Meta’s ‘SceneScript’ – is capable of generating a 3D mesh of your room, and can infer the positions of your walls, floor, and ceiling from 3D mesh

SceneScript, a method that directly produces full scene models as a sequence of structured language commands using an autoregressive, token-based approach. Our proposed scene representation is inspired by recent successes in transformers & LLMs, and departs from more traditional methods which commonly describe scenes as meshes, voxel grids, point clouds or radiance fields.

This method infers the set of structured language commands directly from encoded visual data using a scene language encoder-decoder architecture. To train SceneScript, we generate and release a large-scale synthetic dataset called Aria Synthetic Environments consisting of 100k high-quality indoor scenes, with photorealistic and ground-truth annotated renders of egocentric scene walkthroughs.

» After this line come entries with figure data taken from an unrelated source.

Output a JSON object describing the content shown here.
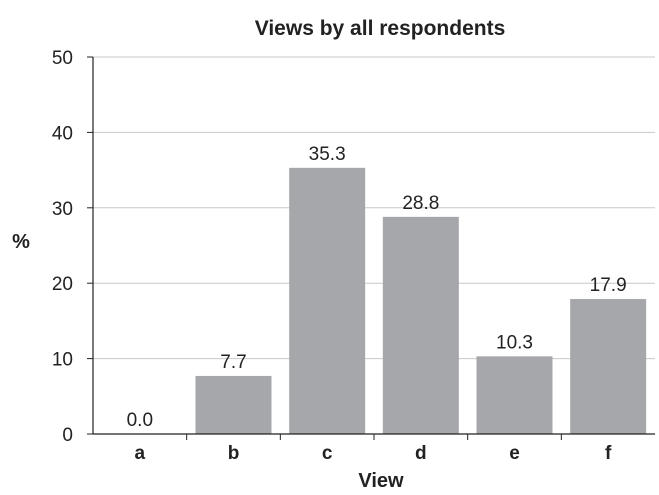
{
  "chart_data": {
    "type": "bar",
    "title": "Views by all respondents",
    "xlabel": "View",
    "ylabel": "%",
    "categories": [
      "a",
      "b",
      "c",
      "d",
      "e",
      "f"
    ],
    "values": [
      0.0,
      7.7,
      35.3,
      28.8,
      10.3,
      17.9
    ],
    "value_labels": [
      "0.0",
      "7.7",
      "35.3",
      "28.8",
      "10.3",
      "17.9"
    ],
    "y_ticks": [
      0,
      10,
      20,
      30,
      40,
      50
    ],
    "ylim": [
      0,
      50
    ],
    "grid": true,
    "legend": "none",
    "colors": {
      "bar": "#a6a7ab",
      "grid": "#c8c8c8",
      "axis": "#222222"
    }
  }
}
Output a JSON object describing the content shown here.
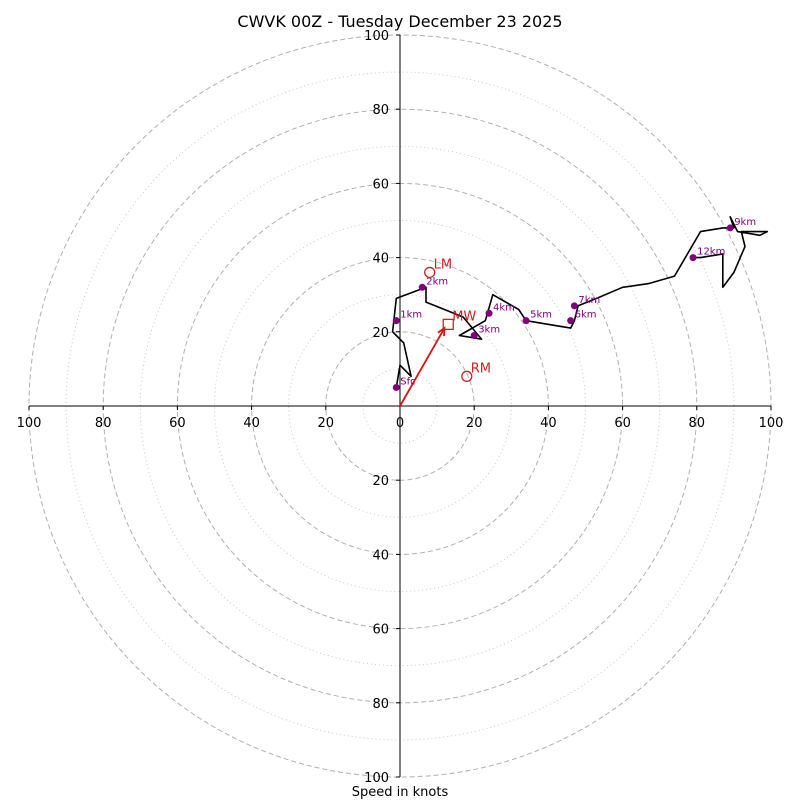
{
  "chart_data": {
    "type": "hodograph",
    "title": "CWVK 00Z - Tuesday December 23 2025",
    "xlabel": "Speed in knots",
    "range": [
      -100,
      100
    ],
    "major_rings": [
      20,
      40,
      60,
      80,
      100
    ],
    "minor_rings": [
      10,
      30,
      50,
      70,
      90
    ],
    "x_ticks": [
      {
        "v": -100,
        "label": "100"
      },
      {
        "v": -80,
        "label": "80"
      },
      {
        "v": -60,
        "label": "60"
      },
      {
        "v": -40,
        "label": "40"
      },
      {
        "v": -20,
        "label": "20"
      },
      {
        "v": 0,
        "label": "0"
      },
      {
        "v": 20,
        "label": "20"
      },
      {
        "v": 40,
        "label": "40"
      },
      {
        "v": 60,
        "label": "60"
      },
      {
        "v": 80,
        "label": "80"
      },
      {
        "v": 100,
        "label": "100"
      }
    ],
    "y_ticks": [
      {
        "v": 100,
        "label": "100"
      },
      {
        "v": 80,
        "label": "80"
      },
      {
        "v": 60,
        "label": "60"
      },
      {
        "v": 40,
        "label": "40"
      },
      {
        "v": 20,
        "label": "20"
      },
      {
        "v": -20,
        "label": "20"
      },
      {
        "v": -40,
        "label": "40"
      },
      {
        "v": -60,
        "label": "60"
      },
      {
        "v": -80,
        "label": "80"
      },
      {
        "v": -100,
        "label": "100"
      }
    ],
    "trace": [
      [
        -1,
        5
      ],
      [
        0,
        11
      ],
      [
        3,
        8
      ],
      [
        1,
        17
      ],
      [
        -1,
        19
      ],
      [
        -2,
        20
      ],
      [
        -1,
        29
      ],
      [
        7,
        32
      ],
      [
        7,
        28
      ],
      [
        17,
        24
      ],
      [
        22,
        18
      ],
      [
        16,
        19
      ],
      [
        23,
        23
      ],
      [
        25,
        30
      ],
      [
        32,
        26
      ],
      [
        34,
        23
      ],
      [
        46,
        21
      ],
      [
        47,
        23
      ],
      [
        48,
        27
      ],
      [
        53,
        29
      ],
      [
        60,
        32
      ],
      [
        67,
        33
      ],
      [
        74,
        35
      ],
      [
        81,
        47
      ],
      [
        87,
        48
      ],
      [
        90,
        48
      ],
      [
        89,
        51
      ],
      [
        91,
        47
      ],
      [
        97,
        46
      ],
      [
        99,
        47
      ],
      [
        92,
        47
      ],
      [
        93,
        43
      ],
      [
        90,
        36
      ],
      [
        87,
        32
      ],
      [
        87,
        41
      ],
      [
        81,
        40
      ],
      [
        79,
        40
      ]
    ],
    "height_markers": [
      {
        "label": "Sfc",
        "u": -1,
        "v": 5
      },
      {
        "label": "1km",
        "u": -1,
        "v": 23
      },
      {
        "label": "2km",
        "u": 6,
        "v": 32
      },
      {
        "label": "3km",
        "u": 20,
        "v": 19
      },
      {
        "label": "4km",
        "u": 24,
        "v": 25
      },
      {
        "label": "5km",
        "u": 34,
        "v": 23
      },
      {
        "label": "6km",
        "u": 46,
        "v": 23
      },
      {
        "label": "7km",
        "u": 47,
        "v": 27
      },
      {
        "label": "9km",
        "u": 89,
        "v": 48
      },
      {
        "label": "12km",
        "u": 79,
        "v": 40
      }
    ],
    "motion_markers": [
      {
        "label": "LM",
        "u": 8,
        "v": 36,
        "shape": "circle"
      },
      {
        "label": "MW",
        "u": 13,
        "v": 22,
        "shape": "square"
      },
      {
        "label": "RM",
        "u": 18,
        "v": 8,
        "shape": "circle"
      }
    ],
    "mean_wind_vector": {
      "u": 12,
      "v": 21
    },
    "colors": {
      "trace": "#000000",
      "height_markers": "#800080",
      "motion_markers": "#cc2222",
      "vector": "#e01010",
      "rings": "#b0b0b0"
    }
  }
}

This method gives state-of-the art results in architectural layout estimation, and competitive results in 3D object detection. Lastly, we explore an advantage for SceneScript, which is the ability to readily adapt to new commands via simple additions to the structured language, which we illustrate for tasks such as coarse 3D object part reconstruction.

SceneScript allows AR & AI devices to understand the geometry of physical spaces.

Meta says the system leverages the same underlying technique as large language models (LLMs) except instead of predicting the next language fragment it predicts architectural and furniture elements within a 3D point cloud capture of the same kind that headsets already capture to enable standalone positional tracking.

The output is a series of primitive 3D shapes that represent the basic boundaries of the given furniture or element.

This new technique use the depth sensor, along with cameras, to make a complete map of the room, including automatically mapped furniture and other architectural features.